Al trentacinquesimo tentativo, Robin Haase centra la sua prima semifinale in un Masters 1000. Da giovane prometteva bene, poi gli infortuni e una condotta non sempre professionale lo hanno tenuto fuori dai top-30 ATP. Dopo l'arresto per omicidio del suo ex coach ha messo un po' di ordine nella sua carriera. E i risultati lo premiano.

Robin Haase deve essere un tipo sensibile ai luoghi dove gioca. In carriera ha giocato quattro finali ATP, tutte racchiuse tra Austria e Svizzera. Manco a dirlo, le uniche due vittorie sono arrivate nello stesso torneo: Kitzbuhel. Ma anche l'aria del Quebec deve fargli bene: dieci anni fa, quando aveva ben altre speranze, colse la prima vittoria contro un top-10. Battè Tomas Berdych a Montreal, stesso torneo dove – a 30 anni di età, quasi fuori tempo massimo – ha colto la prima semifinale in un torneo Masters 1000. Non ci credeva più nemmeno lui, (ex) ragazzo talentuoso ma con uno scarso senso della disciplina. Coetaneo di Novak Djokovic e Andy Murray, da junior è stato numero 3 del mondo (con tanto di finale a Wimbledon) e aveva dato l'illusione, ai suoi connazionali, di poter essere l'erede di Richard Krajicek. Niente di tutto questo.

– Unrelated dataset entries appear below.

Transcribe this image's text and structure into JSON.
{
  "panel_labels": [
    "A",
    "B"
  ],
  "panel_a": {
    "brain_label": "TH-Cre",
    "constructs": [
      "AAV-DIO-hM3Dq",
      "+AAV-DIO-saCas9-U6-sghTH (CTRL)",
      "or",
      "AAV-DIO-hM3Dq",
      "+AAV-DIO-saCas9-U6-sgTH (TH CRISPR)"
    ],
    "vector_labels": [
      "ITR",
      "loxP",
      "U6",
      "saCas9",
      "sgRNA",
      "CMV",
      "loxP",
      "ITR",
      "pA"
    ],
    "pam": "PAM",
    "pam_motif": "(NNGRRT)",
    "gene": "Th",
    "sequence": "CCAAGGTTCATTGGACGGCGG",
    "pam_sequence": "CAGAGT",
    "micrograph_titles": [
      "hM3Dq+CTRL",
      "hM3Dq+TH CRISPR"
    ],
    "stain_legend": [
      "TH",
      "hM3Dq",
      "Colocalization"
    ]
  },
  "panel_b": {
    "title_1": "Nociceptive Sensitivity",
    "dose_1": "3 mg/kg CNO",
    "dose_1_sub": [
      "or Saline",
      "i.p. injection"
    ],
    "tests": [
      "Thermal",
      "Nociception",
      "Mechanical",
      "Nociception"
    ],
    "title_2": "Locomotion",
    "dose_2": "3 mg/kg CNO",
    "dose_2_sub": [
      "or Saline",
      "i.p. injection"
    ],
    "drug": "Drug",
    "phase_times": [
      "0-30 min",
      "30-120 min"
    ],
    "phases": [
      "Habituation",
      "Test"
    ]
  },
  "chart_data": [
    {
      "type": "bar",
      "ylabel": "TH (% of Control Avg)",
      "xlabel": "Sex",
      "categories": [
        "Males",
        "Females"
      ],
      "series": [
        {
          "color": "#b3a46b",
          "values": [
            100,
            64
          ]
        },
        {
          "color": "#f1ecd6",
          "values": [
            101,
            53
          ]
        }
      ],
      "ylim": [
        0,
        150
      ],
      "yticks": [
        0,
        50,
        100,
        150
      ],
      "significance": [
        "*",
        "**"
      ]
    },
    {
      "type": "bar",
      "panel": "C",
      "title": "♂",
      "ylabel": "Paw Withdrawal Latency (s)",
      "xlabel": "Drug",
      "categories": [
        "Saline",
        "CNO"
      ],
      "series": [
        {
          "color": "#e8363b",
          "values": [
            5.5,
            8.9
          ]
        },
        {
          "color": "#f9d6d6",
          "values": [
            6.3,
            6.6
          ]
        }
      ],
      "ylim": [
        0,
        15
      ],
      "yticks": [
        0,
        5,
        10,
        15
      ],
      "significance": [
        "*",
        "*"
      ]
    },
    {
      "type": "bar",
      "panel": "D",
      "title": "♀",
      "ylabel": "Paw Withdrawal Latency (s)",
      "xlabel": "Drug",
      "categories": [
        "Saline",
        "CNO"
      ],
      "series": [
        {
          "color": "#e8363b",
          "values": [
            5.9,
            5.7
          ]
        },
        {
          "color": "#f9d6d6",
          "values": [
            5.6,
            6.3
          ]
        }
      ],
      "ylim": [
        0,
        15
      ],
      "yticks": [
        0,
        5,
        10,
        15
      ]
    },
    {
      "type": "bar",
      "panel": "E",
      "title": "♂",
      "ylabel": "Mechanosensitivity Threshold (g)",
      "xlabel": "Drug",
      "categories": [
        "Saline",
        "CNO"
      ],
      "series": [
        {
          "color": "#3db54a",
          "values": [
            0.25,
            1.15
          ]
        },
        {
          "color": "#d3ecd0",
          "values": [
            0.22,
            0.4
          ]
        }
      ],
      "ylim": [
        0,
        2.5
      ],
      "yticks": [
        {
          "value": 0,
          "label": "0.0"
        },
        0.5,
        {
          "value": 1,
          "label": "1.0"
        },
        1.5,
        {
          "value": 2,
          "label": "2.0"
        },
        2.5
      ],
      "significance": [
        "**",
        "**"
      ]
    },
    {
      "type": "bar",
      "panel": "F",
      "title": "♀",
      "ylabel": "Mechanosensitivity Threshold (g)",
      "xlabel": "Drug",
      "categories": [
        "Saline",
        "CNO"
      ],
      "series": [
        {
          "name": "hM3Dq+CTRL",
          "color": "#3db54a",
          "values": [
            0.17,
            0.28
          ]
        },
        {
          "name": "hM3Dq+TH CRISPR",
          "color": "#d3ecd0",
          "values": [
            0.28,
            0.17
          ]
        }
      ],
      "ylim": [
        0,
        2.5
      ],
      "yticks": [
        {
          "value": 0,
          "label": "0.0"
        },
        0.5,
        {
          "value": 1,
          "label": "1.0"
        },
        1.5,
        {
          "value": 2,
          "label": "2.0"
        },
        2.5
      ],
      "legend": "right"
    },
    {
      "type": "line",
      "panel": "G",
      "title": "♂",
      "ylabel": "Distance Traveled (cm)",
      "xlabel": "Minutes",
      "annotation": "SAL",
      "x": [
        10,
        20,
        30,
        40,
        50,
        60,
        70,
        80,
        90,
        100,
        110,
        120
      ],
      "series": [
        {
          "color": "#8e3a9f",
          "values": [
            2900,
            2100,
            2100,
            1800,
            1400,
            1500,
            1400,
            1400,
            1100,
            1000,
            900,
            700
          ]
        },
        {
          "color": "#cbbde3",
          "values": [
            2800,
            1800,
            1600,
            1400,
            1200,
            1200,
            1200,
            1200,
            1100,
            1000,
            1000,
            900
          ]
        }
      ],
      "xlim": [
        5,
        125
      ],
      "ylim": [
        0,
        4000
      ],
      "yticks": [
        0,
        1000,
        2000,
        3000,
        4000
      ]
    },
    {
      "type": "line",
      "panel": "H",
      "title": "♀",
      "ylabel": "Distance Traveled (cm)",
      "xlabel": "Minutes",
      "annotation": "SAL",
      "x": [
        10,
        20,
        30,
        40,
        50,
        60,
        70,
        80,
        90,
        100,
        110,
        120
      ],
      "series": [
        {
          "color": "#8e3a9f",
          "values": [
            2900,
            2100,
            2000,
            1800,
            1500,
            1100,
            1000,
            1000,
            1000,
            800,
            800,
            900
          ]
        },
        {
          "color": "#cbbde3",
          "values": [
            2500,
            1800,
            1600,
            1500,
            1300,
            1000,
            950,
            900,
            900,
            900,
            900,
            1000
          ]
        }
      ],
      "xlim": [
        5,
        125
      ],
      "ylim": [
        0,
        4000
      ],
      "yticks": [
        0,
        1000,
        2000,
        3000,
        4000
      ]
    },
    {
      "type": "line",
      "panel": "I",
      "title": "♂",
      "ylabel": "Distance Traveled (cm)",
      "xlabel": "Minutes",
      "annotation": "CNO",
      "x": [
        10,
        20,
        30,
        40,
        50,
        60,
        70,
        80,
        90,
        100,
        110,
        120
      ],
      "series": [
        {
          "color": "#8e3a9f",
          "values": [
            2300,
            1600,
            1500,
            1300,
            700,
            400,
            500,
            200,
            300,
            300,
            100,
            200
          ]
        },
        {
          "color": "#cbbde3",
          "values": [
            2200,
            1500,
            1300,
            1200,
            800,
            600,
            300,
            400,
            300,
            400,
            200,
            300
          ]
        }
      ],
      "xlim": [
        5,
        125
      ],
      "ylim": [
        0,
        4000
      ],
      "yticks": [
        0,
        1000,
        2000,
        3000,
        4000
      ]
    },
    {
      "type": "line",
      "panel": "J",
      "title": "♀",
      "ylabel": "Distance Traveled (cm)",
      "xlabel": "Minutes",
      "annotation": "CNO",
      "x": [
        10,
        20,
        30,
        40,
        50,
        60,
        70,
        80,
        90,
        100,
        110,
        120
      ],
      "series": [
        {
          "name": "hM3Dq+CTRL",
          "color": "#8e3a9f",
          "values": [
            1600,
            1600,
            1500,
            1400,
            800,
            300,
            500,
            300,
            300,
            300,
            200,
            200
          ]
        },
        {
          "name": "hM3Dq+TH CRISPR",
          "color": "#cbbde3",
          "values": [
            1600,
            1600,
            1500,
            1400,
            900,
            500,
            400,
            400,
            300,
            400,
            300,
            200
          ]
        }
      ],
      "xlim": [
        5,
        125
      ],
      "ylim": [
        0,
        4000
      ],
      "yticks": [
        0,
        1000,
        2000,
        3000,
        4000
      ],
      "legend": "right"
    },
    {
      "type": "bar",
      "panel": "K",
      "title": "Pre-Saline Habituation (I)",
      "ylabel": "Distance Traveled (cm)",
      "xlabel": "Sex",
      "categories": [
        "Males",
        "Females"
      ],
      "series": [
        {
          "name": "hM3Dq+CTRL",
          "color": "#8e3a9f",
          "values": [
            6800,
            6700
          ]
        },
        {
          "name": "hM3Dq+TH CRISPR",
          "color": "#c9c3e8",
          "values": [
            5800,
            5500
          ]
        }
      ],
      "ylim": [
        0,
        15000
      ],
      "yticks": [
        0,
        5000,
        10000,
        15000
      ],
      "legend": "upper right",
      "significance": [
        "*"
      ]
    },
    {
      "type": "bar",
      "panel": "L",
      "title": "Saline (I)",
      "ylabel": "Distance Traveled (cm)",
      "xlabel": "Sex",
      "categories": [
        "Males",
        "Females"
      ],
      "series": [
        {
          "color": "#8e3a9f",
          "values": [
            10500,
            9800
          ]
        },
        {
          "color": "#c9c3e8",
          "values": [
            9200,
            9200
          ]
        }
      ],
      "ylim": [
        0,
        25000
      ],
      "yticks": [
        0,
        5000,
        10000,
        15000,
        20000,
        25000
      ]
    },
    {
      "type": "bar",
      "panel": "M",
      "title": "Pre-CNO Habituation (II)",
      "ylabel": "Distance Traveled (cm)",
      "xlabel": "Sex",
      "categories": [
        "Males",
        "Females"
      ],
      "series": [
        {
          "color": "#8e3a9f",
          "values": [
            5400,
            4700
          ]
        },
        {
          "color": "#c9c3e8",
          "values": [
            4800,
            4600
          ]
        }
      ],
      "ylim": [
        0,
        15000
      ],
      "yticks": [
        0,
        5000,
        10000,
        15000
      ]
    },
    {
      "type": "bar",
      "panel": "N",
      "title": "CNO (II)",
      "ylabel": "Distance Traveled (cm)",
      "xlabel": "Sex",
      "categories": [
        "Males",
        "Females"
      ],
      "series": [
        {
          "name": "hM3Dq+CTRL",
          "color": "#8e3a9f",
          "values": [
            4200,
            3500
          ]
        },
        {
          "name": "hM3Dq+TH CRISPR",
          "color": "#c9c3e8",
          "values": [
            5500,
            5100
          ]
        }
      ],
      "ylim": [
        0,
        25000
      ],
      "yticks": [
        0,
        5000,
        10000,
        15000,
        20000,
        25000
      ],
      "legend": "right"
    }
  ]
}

Un po' di sfortuna (soprattutto i guai al ginocchio) e una tendenza a essere disordinato, sia in campo che fuori, lo hanno tenuto a debita distanza dal tennis che conta. Mai oltre il numero 33 ATP, peccato per uno che sa giocare bene più o meno dappertutto. Ma la Rogers Cup 2017, inedita moria dei migliori, gli ha spalancato un posto tra i primi quattro, dove appare come possibile vittima sacrificale di Roger Federer.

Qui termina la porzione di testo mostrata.